New York, le 1er juin 2026 — La République démocratique du Congo a pris part, lundi, au débat ouvert du Conseil de sécurité consacré à la situation au Moyen-Orient, en particulier au Liban.

Dans sa déclaration, prononcée par S.E.M. Jocelyne Kabengele Lukundula, Ambassadeur et Représentante permanente adjointe de la République démocratique du Congo auprès des Nations Unies, la RDC a remercié la Présidence du Conseil pour la convocation de cette réunion d’urgence et salué l’exposé de Mme Martha Pobee, Sous-Secrétaire générale, ainsi que ses efforts constants en faveur de la restauration de la paix au Liban.

La RDC a exprimé sa profonde préoccupation face à la dégradation continue de la situation sécuritaire dans le Sud du Liban. Elle a relevé que la poursuite des opérations militaires fait peser un risque croissant sur la stabilité du pays et alimente les craintes d’un élargissement des tensions dans une région déjà fragilisée par plusieurs foyers d’instabilité.

Réaffirmant la position exprimée dans sa déclaration du 5 mai 2026, la RDC a rappelé son attachement ferme à la souveraineté, à l’intégrité territoriale et à l’indépendance politique du Liban. Elle a souligné que le respect de ces principes demeure indispensable à toute perspective de paix durable et de stabilité régionale.

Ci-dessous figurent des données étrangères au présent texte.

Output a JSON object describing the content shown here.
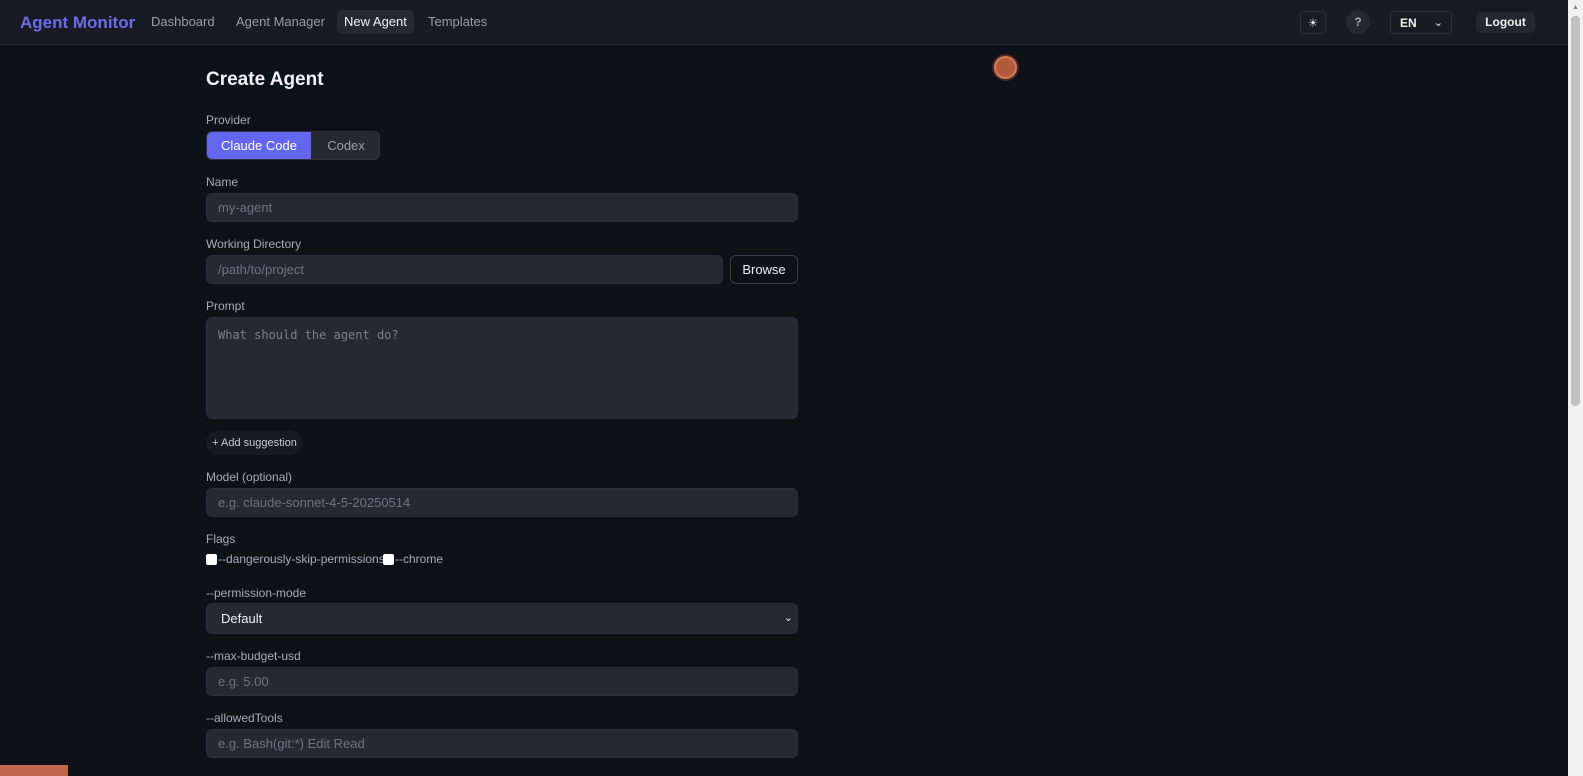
{
  "nav": {
    "brand": "Agent Monitor",
    "links": [
      "Dashboard",
      "Agent Manager",
      "New Agent",
      "Templates"
    ],
    "theme_icon": "☀",
    "help": "?",
    "lang": "EN",
    "logout": "Logout"
  },
  "form": {
    "title": "Create Agent",
    "provider_label": "Provider",
    "providers": [
      "Claude Code",
      "Codex"
    ],
    "name_label": "Name",
    "name_placeholder": "my-agent",
    "dir_label": "Working Directory",
    "dir_placeholder": "/path/to/project",
    "browse": "Browse",
    "prompt_label": "Prompt",
    "prompt_placeholder": "What should the agent do?",
    "add_suggestion": "+ Add suggestion",
    "model_label": "Model (optional)",
    "model_placeholder": "e.g. claude-sonnet-4-5-20250514",
    "flags_label": "Flags",
    "flags": [
      "--dangerously-skip-permissions",
      "--chrome"
    ],
    "permission_label": "--permission-mode",
    "permission_value": "Default",
    "budget_label": "--max-budget-usd",
    "budget_placeholder": "e.g. 5.00",
    "tools_label": "--allowedTools",
    "tools_placeholder": "e.g. Bash(git:*) Edit Read"
  }
}
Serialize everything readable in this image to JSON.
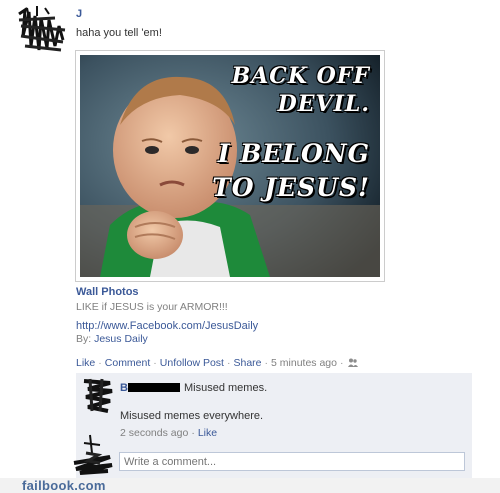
{
  "post": {
    "author": "J",
    "text": "haha you tell 'em!",
    "photo": {
      "meme_lines": [
        "BACK OFF",
        "DEVIL.",
        "I BELONG",
        "TO JESUS!"
      ]
    },
    "album_title": "Wall Photos",
    "caption": "LIKE if JESUS is your ARMOR!!!",
    "link_url": "http://www.Facebook.com/JesusDaily",
    "by_label": "By:",
    "by_name": "Jesus Daily"
  },
  "actions": {
    "like": "Like",
    "comment": "Comment",
    "unfollow": "Unfollow Post",
    "share": "Share",
    "time": "5 minutes ago"
  },
  "comment": {
    "name_initial": "B",
    "inline_text": "Misused memes.",
    "body": "Misused memes everywhere.",
    "time": "2 seconds ago",
    "like": "Like"
  },
  "write_comment": {
    "placeholder": "Write a comment..."
  },
  "watermark": "failbook.com",
  "colors": {
    "link": "#3b5998",
    "comment_bg": "#edeff4",
    "meta": "#808080"
  }
}
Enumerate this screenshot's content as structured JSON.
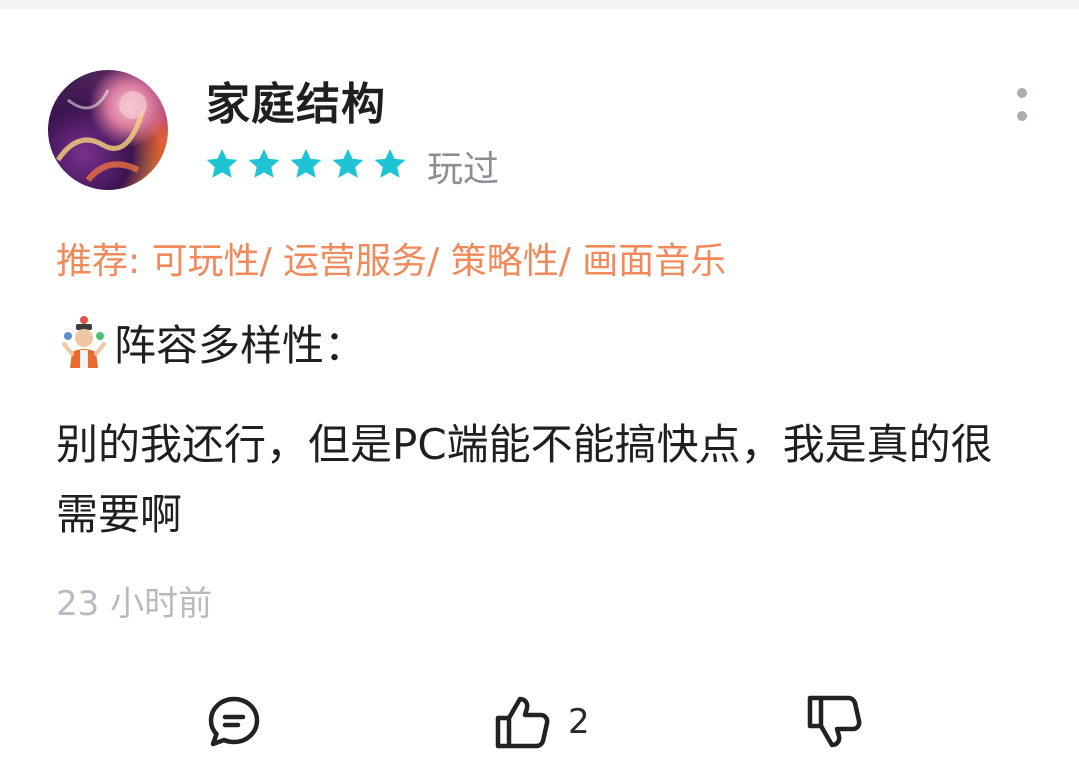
{
  "review": {
    "username": "家庭结构",
    "rating": 5,
    "rating_max": 5,
    "status": "玩过",
    "recommend": "推荐: 可玩性/ 运营服务/ 策略性/ 画面音乐",
    "heading": "阵容多样性：",
    "heading_emoji": "juggler-emoji",
    "body": "别的我还行，但是PC端能不能搞快点，我是真的很需要啊",
    "time": "23 小时前"
  },
  "actions": {
    "comment_icon": "comment-icon",
    "like_icon": "thumbs-up-icon",
    "like_count": "2",
    "dislike_icon": "thumbs-down-icon"
  },
  "colors": {
    "star": "#1fc4d4",
    "recommend": "#f08a5d",
    "muted": "#8a8f96",
    "timestamp": "#b7bbc1",
    "text": "#1f1f1f"
  }
}
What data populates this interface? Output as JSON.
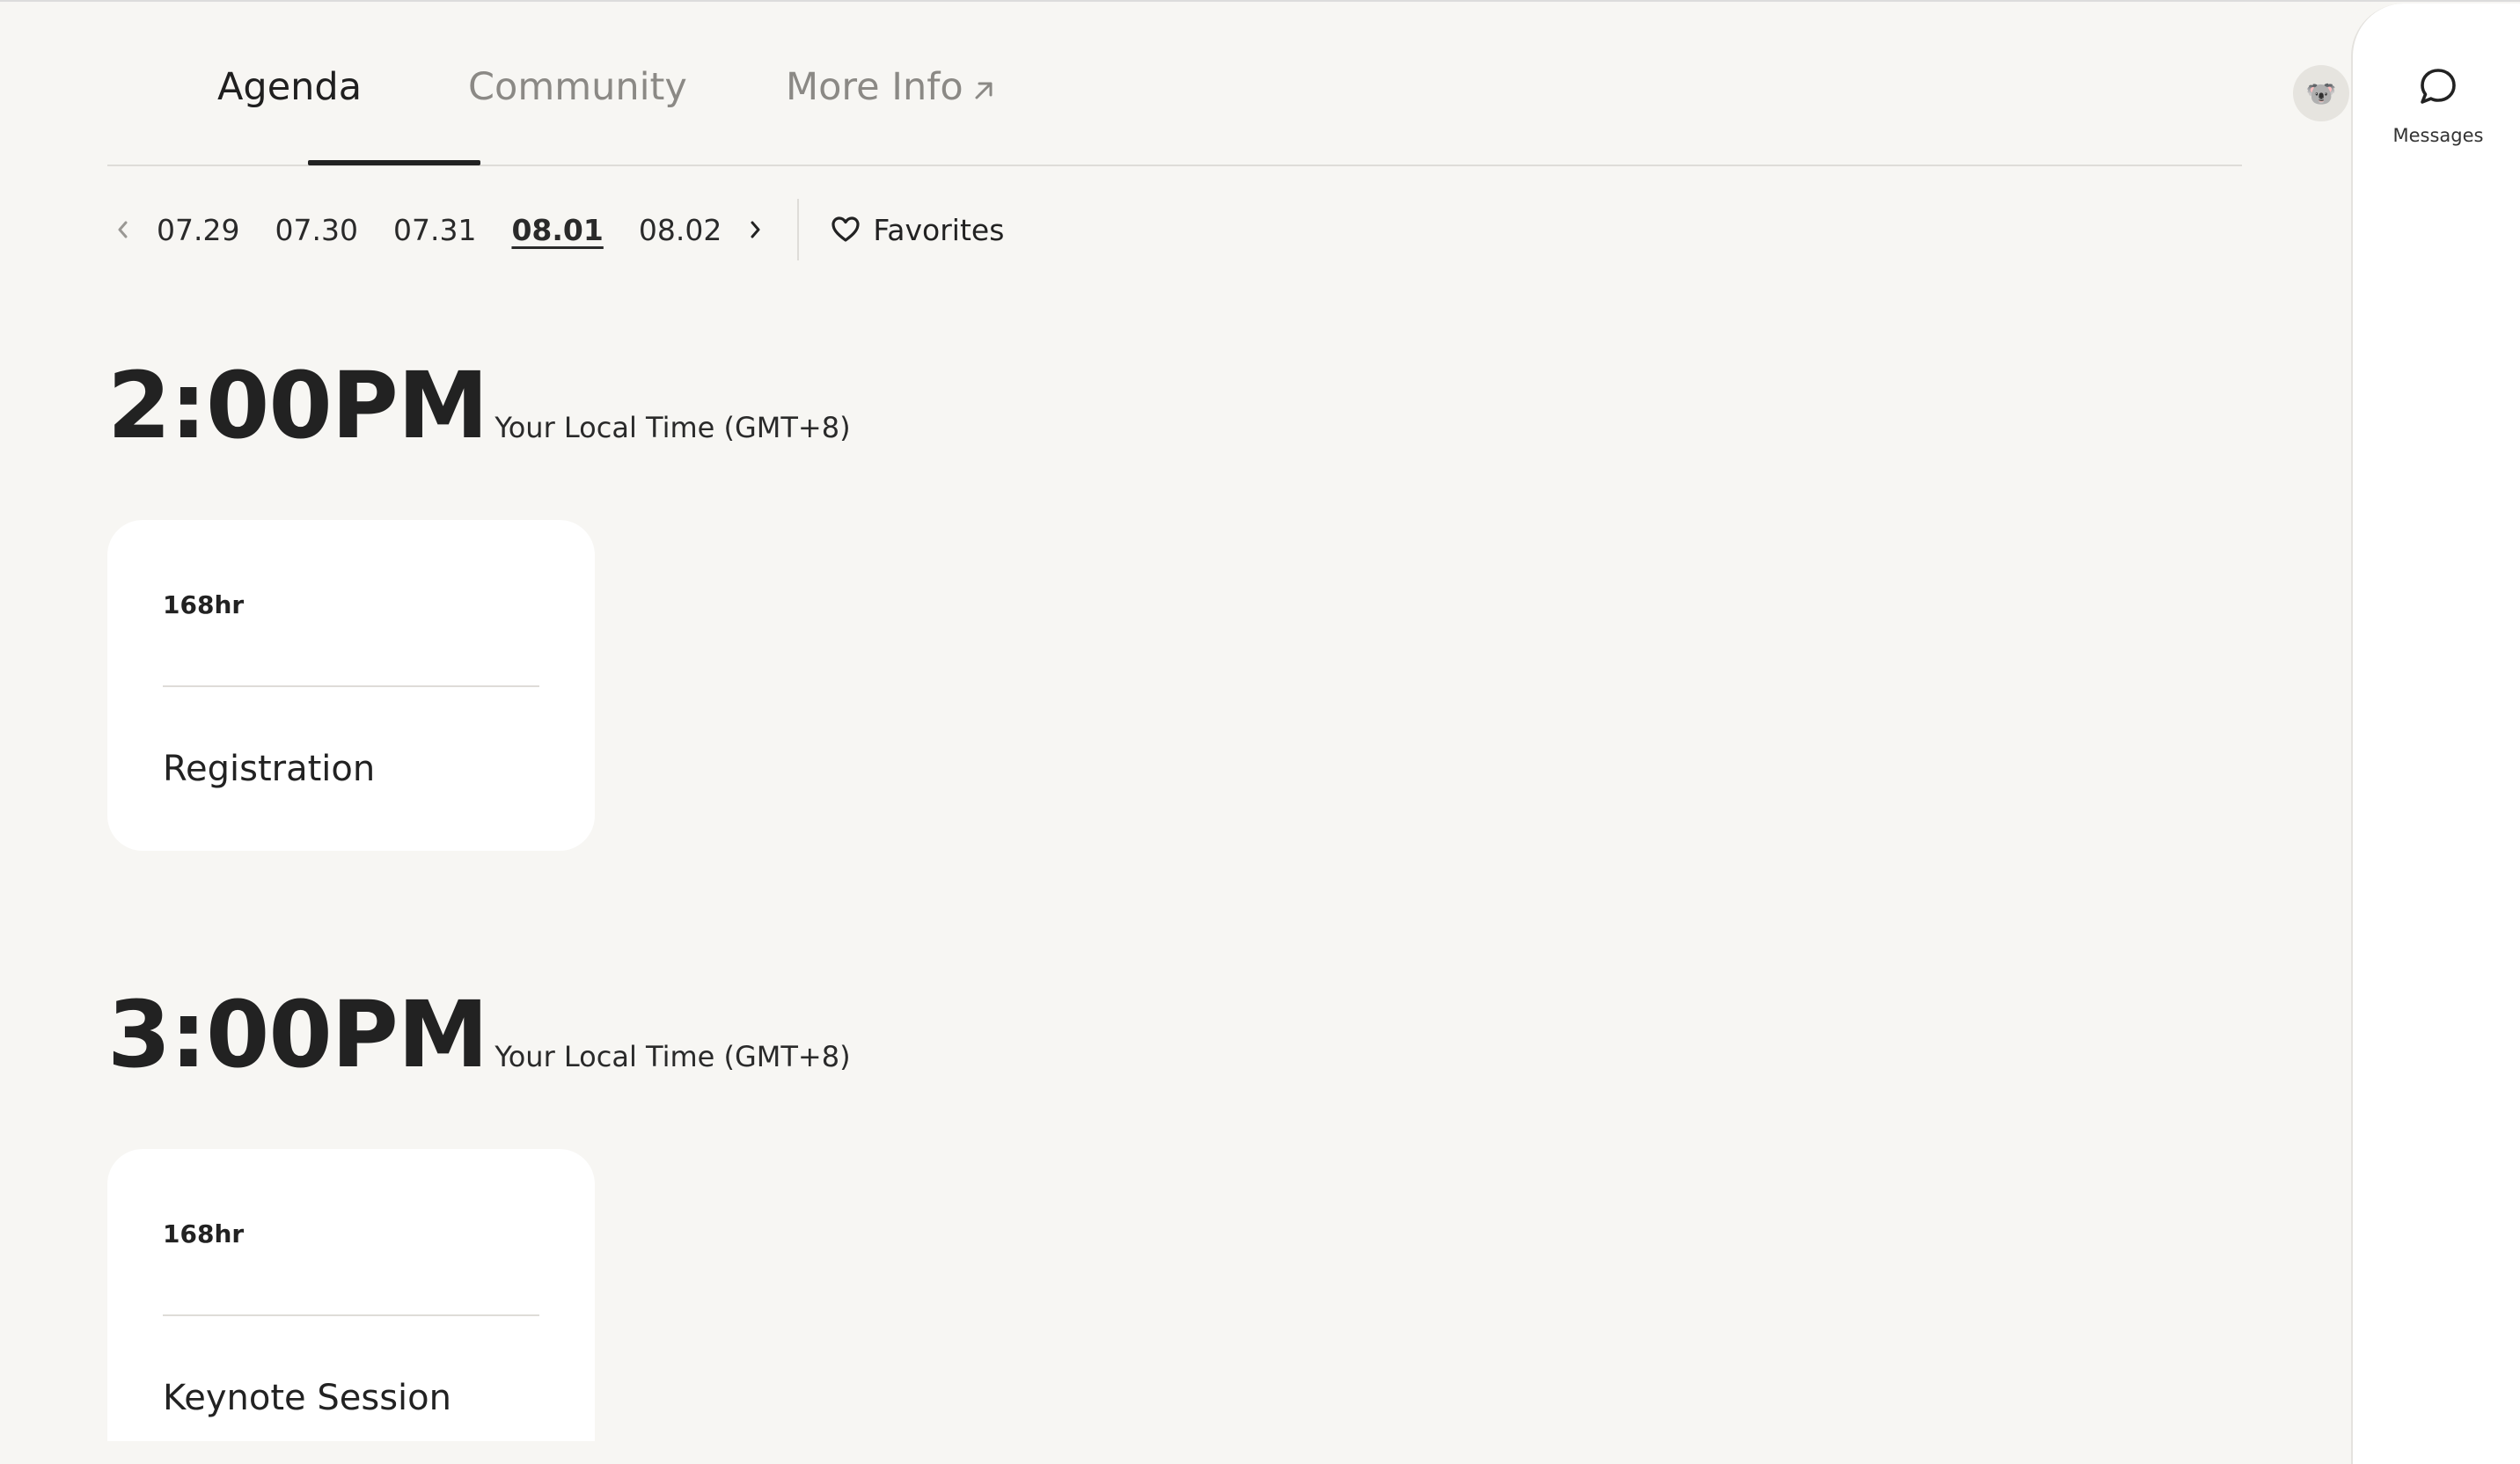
{
  "nav": {
    "tabs": [
      {
        "label": "Agenda",
        "active": true
      },
      {
        "label": "Community",
        "active": false
      },
      {
        "label": "More Info",
        "active": false,
        "external": true
      }
    ],
    "avatar_icon": "koala-avatar-icon"
  },
  "dates": {
    "items": [
      "07.29",
      "07.30",
      "07.31",
      "08.01",
      "08.02"
    ],
    "selected": "08.01",
    "favorites_label": "Favorites"
  },
  "schedule": [
    {
      "time": "2:00PM",
      "timezone_label": "Your Local Time (GMT+8)",
      "sessions": [
        {
          "duration": "168hr",
          "title": "Registration"
        }
      ]
    },
    {
      "time": "3:00PM",
      "timezone_label": "Your Local Time (GMT+8)",
      "sessions": [
        {
          "duration": "168hr",
          "title": "Keynote Session"
        }
      ]
    }
  ],
  "side_panel": {
    "messages_label": "Messages"
  },
  "colors": {
    "background": "#f7f6f3",
    "card": "#ffffff",
    "text": "#222222",
    "muted": "#8b8985",
    "divider": "#dedcd8"
  }
}
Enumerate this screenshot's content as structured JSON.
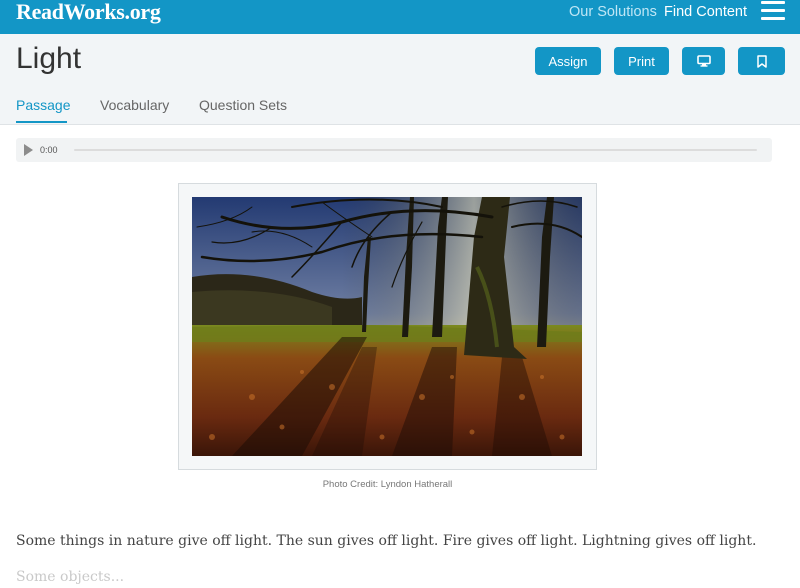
{
  "topbar": {
    "logo": "ReadWorks.org",
    "nav_solutions": "Our Solutions",
    "nav_find": "Find Content"
  },
  "header": {
    "title": "Light",
    "assign_label": "Assign",
    "print_label": "Print",
    "tabs": [
      {
        "label": "Passage",
        "active": true
      },
      {
        "label": "Vocabulary",
        "active": false
      },
      {
        "label": "Question Sets",
        "active": false
      }
    ]
  },
  "audio": {
    "time": "0:00"
  },
  "photo": {
    "credit": "Photo Credit: Lyndon Hatherall"
  },
  "passage": {
    "paragraph": "Some things in nature give off light. The sun gives off light. Fire gives off light. Lightning gives off light.",
    "teaser": "Some objects..."
  },
  "colors": {
    "brand": "#1396c6",
    "header_bg": "#f2f5f7"
  },
  "icons": {
    "menu": "hamburger-icon",
    "present": "monitor-icon",
    "bookmark": "bookmark-icon",
    "play": "play-icon"
  }
}
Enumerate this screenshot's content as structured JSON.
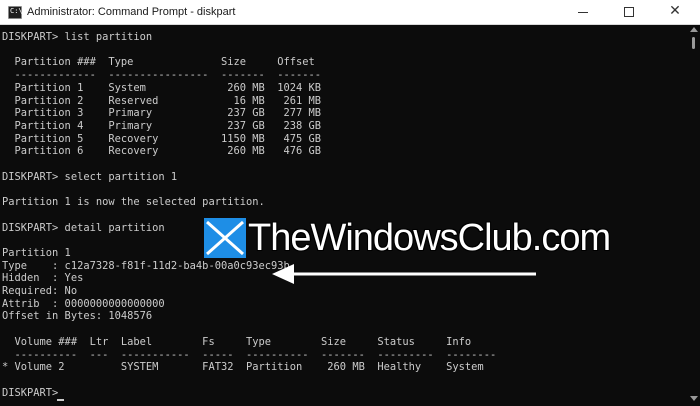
{
  "window": {
    "title": "Administrator: Command Prompt - diskpart",
    "icon_label": "C:\\",
    "controls": {
      "minimize": "minimize-icon",
      "maximize": "maximize-icon",
      "close": "✕"
    }
  },
  "console": {
    "lines": [
      "DISKPART> list partition",
      "",
      "  Partition ###  Type              Size     Offset",
      "  -------------  ----------------  -------  -------",
      "  Partition 1    System             260 MB  1024 KB",
      "  Partition 2    Reserved            16 MB   261 MB",
      "  Partition 3    Primary            237 GB   277 MB",
      "  Partition 4    Primary            237 GB   238 GB",
      "  Partition 5    Recovery          1150 MB   475 GB",
      "  Partition 6    Recovery           260 MB   476 GB",
      "",
      "DISKPART> select partition 1",
      "",
      "Partition 1 is now the selected partition.",
      "",
      "DISKPART> detail partition",
      "",
      "Partition 1",
      "Type    : c12a7328-f81f-11d2-ba4b-00a0c93ec93b",
      "Hidden  : Yes",
      "Required: No",
      "Attrib  : 0000000000000000",
      "Offset in Bytes: 1048576",
      "",
      "  Volume ###  Ltr  Label        Fs     Type        Size     Status     Info",
      "  ----------  ---  -----------  -----  ----------  -------  ---------  --------",
      "* Volume 2         SYSTEM       FAT32  Partition    260 MB  Healthy    System",
      "",
      "DISKPART> "
    ]
  },
  "watermark": {
    "text": "TheWindowsClub.com"
  },
  "colors": {
    "console_bg": "#0c0c0c",
    "console_text": "#cccccc",
    "title_bg": "#ffffff",
    "watermark_blue": "#1e8ee6"
  }
}
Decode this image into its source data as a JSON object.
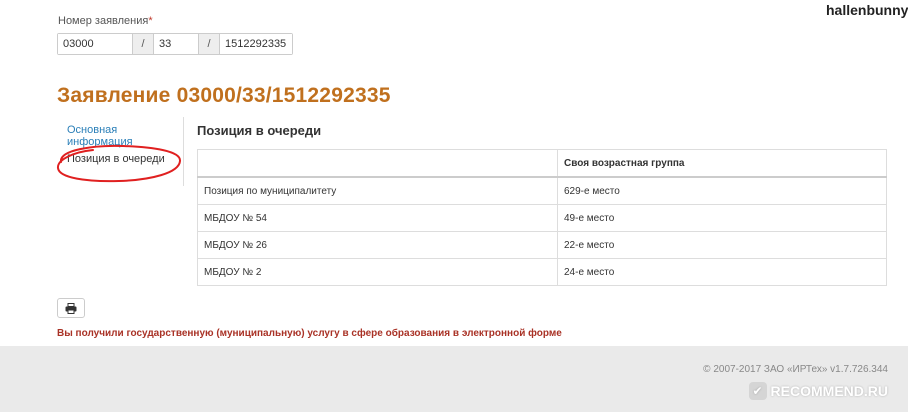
{
  "watermark": {
    "username": "hallenbunny"
  },
  "application_number": {
    "label": "Номер заявления",
    "required_mark": "*",
    "part1": "03000",
    "sep1": "/",
    "part2": "33",
    "sep2": "/",
    "part3": "1512292335"
  },
  "title": "Заявление 03000/33/1512292335",
  "tabs": [
    {
      "label": "Основная информация"
    },
    {
      "label": "Позиция в очереди"
    }
  ],
  "section": {
    "title": "Позиция в очереди",
    "table": {
      "headers": [
        "",
        "Своя возрастная группа"
      ],
      "rows": [
        [
          "Позиция по муниципалитету",
          "629-е место"
        ],
        [
          "МБДОУ № 54",
          "49-е место"
        ],
        [
          "МБДОУ № 26",
          "22-е место"
        ],
        [
          "МБДОУ № 2",
          "24-е место"
        ]
      ]
    }
  },
  "print_icon": "printer-icon",
  "notice": "Вы получили государственную (муниципальную) услугу в сфере образования в электронной форме",
  "footer": {
    "copyright": "© 2007-2017 ЗАО «ИРТех» v1.7.726.344",
    "recommend": "RECOMMEND.RU"
  },
  "colors": {
    "title": "#c0701e",
    "link": "#2a7fb8",
    "notice": "#a93226",
    "annotation": "#e02020"
  }
}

La délégation congolaise a appelé toutes les parties à faire preuve de la plus grande retenue et à s’abstenir de toute action susceptible d’alimenter l’escalade. Elle a également rappelé l’obligation de respecter pleinement le droit international, y compris le droit international humanitaire.

La RDC a insisté sur la protection des civils, qui doit demeurer une priorité absolue. Elle a déploré l’impact humanitaire croissant des hostilités, marqué notamment par les déplacements de populations, les pertes civiles et les dommages aux infrastructures essentielles. À cet égard, elle a appelé à garantir un accès humanitaire sûr, rapide et sans entrave aux personnes affectées.

La RDC a, en outre, réitéré l’importance de la pleine mise en œuvre des résolutions pertinentes du Conseil de sécurité, notamment la résolution 1701, essentielle à la préservation du cessez-le-feu et à la stabilité le long de la Ligne bleue. Elle a souligné le rôle fondamental de la FINUL, dont la sécurité et la liberté de mouvement doivent être pleinement garanties.

Abordant la situation interne du Liban, la RDC a relevé que cette escalade militaire intervient dans un contexte déjà marqué par d’importants défis politiques, sécuritaires, économiques et sociaux. Elle a estimé qu’une détérioration supplémentaire risquerait d’aggraver la fragilité du pays, d’accentuer les souffrances du peuple libanais et de compromettre les perspectives de redressement et de stabilité.

La République démocratique du Congo a, par conséquent, appelé à l’intensification des efforts diplomatiques pour parvenir à une réduction des tensions et à un retour à la paix. Elle a exprimé son soutien aux initiatives régionales et internationales visant à préserver le calme et à favoriser un dialogue constructif entre les parties.

La RDC a également encouragé la communauté internationale à poursuivre son soutien au peuple libanais, notamment à travers l’assistance humanitaire, ainsi qu’aux institutions nationales, en particulier les Forces armées libanaises, dont le rôle demeure essentiel pour la préservation de l’unité, de la stabilité et de la souveraineté du Liban.

En conclusion, la RDC a réaffirmé son engagement en faveur du multilatéralisme, du respect des principes de la Charte des Nations Unies et de la promotion de la paix et de la sécurité internationales. Elle a souligné qu’une désescalade immédiate, le respect du droit international et un engagement diplomatique sincère constituent les seuls moyens susceptibles de favoriser une paix durable.